Search code examples
unicodecastinglazarusfreepascalfpc

When is it safe to cast UnicodeString to string in Free Pascal 3?


This unit test runs successfully with Free Pascal 3.0 in Delphi mode:

procedure TFreePascalTests.TestUTF8Decode;
var
  Raw: RawByteString;
  Actual: string;
begin
  Raw := UTF8Encode('关于汉语');

  Actual := string( UTF8Decode(Raw) ); // <--- cast from UnicodeString

  CheckEquals('关于汉语', Actual);

  // check Windows ANSI code page 
  CheckEquals(1252, GetACP);
  // check Free Pascal value (determines how CP_ACP is interpreted)
  CheckEquals(65001, DefaultSystemCodePage); 
end; 

UTF8Decode returns a UnicodeString.
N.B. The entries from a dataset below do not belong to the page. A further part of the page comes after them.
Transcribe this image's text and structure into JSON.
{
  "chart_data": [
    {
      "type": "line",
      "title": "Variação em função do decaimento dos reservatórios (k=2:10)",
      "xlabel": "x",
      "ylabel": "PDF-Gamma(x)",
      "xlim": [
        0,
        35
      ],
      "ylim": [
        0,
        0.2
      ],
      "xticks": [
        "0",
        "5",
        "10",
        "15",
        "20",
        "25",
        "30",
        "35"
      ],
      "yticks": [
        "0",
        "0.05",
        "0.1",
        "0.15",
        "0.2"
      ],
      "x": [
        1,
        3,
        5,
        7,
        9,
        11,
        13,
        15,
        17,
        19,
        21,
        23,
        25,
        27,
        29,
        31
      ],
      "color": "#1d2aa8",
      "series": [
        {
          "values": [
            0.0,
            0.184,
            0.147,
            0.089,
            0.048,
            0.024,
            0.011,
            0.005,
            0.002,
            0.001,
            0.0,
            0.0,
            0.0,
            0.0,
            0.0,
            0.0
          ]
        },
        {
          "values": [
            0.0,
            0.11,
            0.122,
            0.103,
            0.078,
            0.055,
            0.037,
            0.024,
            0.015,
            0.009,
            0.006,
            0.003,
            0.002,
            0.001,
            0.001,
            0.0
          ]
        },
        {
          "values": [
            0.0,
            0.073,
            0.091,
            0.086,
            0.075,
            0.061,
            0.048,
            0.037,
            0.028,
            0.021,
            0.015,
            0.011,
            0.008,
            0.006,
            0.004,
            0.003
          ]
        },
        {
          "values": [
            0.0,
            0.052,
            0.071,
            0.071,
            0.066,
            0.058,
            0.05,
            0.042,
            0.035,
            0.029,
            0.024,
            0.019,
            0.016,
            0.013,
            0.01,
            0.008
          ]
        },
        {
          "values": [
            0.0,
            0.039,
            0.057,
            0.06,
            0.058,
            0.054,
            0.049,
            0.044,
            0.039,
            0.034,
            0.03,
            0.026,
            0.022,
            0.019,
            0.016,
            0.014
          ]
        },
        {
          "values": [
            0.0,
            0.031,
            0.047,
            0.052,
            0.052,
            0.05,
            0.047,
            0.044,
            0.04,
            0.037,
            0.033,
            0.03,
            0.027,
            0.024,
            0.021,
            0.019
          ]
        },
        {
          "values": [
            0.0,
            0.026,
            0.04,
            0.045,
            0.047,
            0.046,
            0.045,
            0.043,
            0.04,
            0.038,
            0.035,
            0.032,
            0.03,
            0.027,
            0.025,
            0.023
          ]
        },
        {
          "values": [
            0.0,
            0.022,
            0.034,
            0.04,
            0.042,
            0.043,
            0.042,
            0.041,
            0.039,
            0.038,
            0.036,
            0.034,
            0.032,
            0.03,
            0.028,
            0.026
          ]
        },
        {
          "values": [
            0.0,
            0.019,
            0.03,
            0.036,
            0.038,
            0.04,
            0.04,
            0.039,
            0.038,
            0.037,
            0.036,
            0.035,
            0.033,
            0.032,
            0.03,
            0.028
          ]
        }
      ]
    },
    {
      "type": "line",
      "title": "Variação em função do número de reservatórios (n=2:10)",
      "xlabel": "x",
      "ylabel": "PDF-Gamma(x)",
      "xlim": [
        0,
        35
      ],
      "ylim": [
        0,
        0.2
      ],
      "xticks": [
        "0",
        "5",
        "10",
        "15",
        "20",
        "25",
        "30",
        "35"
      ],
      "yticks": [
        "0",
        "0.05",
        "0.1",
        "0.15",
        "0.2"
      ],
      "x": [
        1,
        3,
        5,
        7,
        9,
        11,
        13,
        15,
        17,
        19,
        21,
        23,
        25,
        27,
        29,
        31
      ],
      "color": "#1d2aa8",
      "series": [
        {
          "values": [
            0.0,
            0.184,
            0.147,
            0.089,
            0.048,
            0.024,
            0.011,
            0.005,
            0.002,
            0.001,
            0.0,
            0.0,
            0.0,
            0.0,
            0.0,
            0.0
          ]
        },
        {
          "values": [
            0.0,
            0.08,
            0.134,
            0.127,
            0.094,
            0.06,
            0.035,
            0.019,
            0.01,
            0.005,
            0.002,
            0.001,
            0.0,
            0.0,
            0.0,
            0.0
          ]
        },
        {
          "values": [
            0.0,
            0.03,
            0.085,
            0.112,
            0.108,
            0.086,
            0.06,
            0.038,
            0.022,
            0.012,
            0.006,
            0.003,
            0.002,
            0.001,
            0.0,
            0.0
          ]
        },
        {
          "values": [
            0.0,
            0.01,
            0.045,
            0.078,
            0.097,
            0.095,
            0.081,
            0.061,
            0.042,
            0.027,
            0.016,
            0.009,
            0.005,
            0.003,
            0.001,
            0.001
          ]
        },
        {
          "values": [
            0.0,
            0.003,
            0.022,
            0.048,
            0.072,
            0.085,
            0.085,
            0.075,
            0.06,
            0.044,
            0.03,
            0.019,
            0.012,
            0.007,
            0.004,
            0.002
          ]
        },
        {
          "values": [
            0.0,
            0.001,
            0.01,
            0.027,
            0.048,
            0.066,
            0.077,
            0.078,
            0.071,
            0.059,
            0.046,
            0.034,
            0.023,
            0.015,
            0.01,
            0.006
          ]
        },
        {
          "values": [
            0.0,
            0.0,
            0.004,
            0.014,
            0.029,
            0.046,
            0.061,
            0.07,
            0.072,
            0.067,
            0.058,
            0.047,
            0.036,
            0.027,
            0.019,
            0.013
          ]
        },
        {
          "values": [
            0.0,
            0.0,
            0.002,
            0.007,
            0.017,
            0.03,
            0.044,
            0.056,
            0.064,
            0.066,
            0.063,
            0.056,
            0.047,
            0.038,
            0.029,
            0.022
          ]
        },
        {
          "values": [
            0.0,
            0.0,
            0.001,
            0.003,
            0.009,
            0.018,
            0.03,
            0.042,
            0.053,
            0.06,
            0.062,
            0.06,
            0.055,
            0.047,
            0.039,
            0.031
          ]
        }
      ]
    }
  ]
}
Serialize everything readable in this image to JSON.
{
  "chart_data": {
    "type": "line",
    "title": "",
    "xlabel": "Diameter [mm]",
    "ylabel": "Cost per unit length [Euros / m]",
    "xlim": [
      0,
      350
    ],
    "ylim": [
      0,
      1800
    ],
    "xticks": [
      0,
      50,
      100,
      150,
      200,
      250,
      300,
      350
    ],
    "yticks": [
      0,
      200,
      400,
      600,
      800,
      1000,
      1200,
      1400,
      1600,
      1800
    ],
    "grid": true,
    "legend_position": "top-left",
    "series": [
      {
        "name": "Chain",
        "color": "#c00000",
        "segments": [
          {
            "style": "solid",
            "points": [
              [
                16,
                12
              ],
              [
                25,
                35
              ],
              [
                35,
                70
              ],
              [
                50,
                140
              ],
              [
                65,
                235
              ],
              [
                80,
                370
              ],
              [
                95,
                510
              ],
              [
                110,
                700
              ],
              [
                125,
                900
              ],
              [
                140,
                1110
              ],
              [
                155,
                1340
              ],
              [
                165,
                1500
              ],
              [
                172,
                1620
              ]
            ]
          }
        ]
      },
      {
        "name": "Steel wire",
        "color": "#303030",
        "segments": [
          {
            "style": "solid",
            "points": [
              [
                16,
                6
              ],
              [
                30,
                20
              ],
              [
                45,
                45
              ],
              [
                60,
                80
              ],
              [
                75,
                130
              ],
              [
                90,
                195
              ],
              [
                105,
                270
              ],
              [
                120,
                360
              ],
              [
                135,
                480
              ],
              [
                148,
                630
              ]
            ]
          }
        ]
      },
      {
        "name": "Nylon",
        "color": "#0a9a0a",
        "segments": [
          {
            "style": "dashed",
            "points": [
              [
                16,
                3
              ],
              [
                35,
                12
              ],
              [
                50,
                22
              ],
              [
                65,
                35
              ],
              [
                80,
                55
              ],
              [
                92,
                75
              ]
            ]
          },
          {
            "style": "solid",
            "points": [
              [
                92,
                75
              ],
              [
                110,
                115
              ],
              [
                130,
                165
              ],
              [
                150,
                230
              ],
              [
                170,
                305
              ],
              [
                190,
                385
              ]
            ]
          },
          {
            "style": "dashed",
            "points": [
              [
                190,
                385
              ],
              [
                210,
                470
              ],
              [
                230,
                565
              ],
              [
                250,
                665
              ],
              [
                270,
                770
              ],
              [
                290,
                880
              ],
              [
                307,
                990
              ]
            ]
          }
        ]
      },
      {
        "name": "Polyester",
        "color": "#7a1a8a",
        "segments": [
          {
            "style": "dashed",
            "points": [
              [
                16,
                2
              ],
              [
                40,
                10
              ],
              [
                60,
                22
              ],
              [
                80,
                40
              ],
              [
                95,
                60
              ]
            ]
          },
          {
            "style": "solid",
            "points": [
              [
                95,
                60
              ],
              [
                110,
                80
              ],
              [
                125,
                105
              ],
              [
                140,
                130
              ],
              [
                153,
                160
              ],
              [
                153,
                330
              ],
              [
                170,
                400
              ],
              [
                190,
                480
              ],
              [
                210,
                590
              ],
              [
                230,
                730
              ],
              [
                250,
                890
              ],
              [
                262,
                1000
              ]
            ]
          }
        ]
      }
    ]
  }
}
Without the hard type cast to string, the compiler warns about an unsafe conversion:

Warning: Implicit string type conversion with potential data loss from "UnicodeString" to "AnsiString"

(tested with Lazarus 1.6 / FPCUnit GUITestrunner)

As per http://wiki.freepascal.org/Character_and_string_types#String, the string type defaults to AnsiString (if the {$H+} switch is set to use AnsiString instead of ShortString).

It looks like Free Pascal stores the Unicode string in the AnsiString variable. (even without the cast, the test succeeds)

Question: as the test succeeds, can I assume that it is safe to use the cast (to suppress the warning) without risking data loss?


Solution

  • The cast is not safe in general as you are still converting the UnicodeString into an AnsiString and the encoding of an AnsiString is not known at compile time. The warning goes only away as you are doing it explicitly and the compiler assumes you know what you do.

    If the cast works depends on the encoding setting on your system: It is either UTF-8, then Actual contains the string UTF-8 encoded and it works or the particular locale on your system supports the characters you are using. If you run this code on a system with e. g. CP1250, it will fail. The governing variable is DefaultSystemCodePage. On startup it is initialized by the FPC RTL using the encoding of the system. However, there are frameworks (like the LCL) which override this and set it to e. g. UTF-8.

    Use {$modeswitch unicodestrings} in addition to {$mode delphi} and string equals to unicodestring, so the encoding will be locale independent.